Uno puede estar en una reunión importante, o estar leyendo un libro, o comiendo algunas de las comidas diarias, o escuchando música o simplemente descansando cuando suena el teléfono y una voz meliflua pregunta que cómo está uno, que cómo se siente y, a pesar de que trata de pedir identificación a la persona que llama, ella sigue adelante como si nada. Se trata de ofrecer algún producto o servicio (los bancos son particularmente culpables de esto) y es evidente que están leyendo de algún texto escrito, ya que la oferta la hacen sin interrupciones y en voz algo monótona. Algunos impacientes insultan al inocente empleado o simplemente tiran el teléfono, pero eso no impide que poco después, en forma persistente, llamen de nuevo.
Esta invasión al tiempo de una persona la llaman telemercadeo y deben tener algún éxito, ya que las llamadas siguen llegando con una frecuencia odiosa. No sé la razón por la cual esos telemercaderes consideran que tienen el derecho de apropiarse, sin ninguna invitación, del tiempo ajeno y la falta de respeto que esto implica, cuando interrumpen alguna actividad que la víctima está desarrollando, usualmente se vuelve contra el producto o servicio ofrecido ya que uno se promete que jamás lo usará.
En otros países existen leyes que permiten a los propietarios de teléfonos cerrar la posibilidad de recibir llamadas de telemercadeo.
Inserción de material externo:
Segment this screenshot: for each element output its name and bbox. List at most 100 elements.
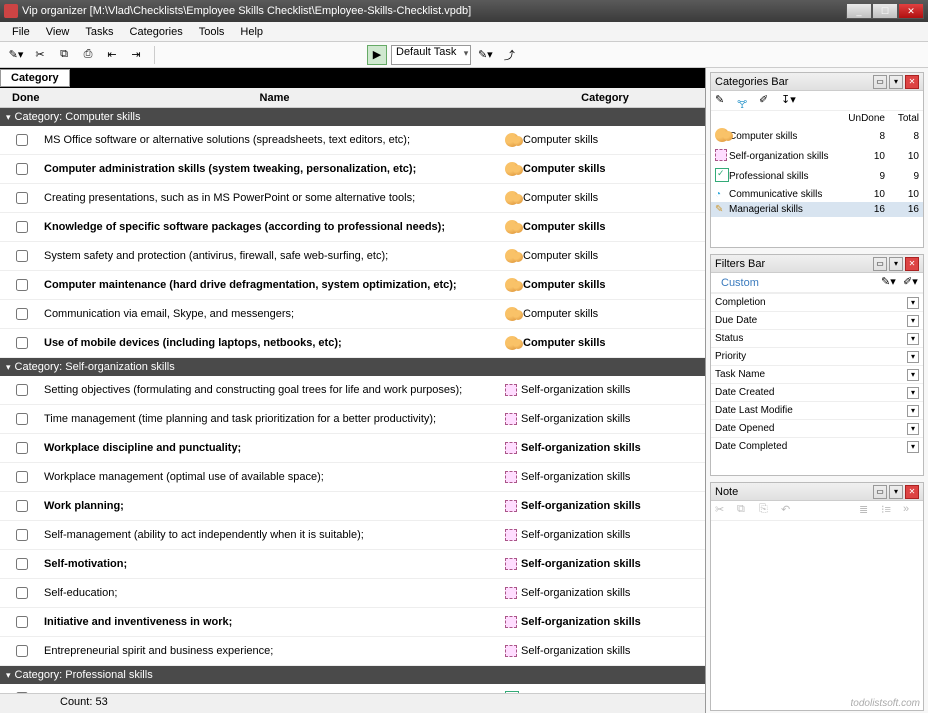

Alguna legislación similar en nuestro país se hace cada día más necesaria ya que estas invasiones a la privacidad se multiplican y no parece que haya, por el momento, solución concreta para que el usuario se proteja. Ojalá alguien se apiade de las víctimas y aquí también uno pueda librarse, si lo desea, de esa forma absurda de hacer publicidad.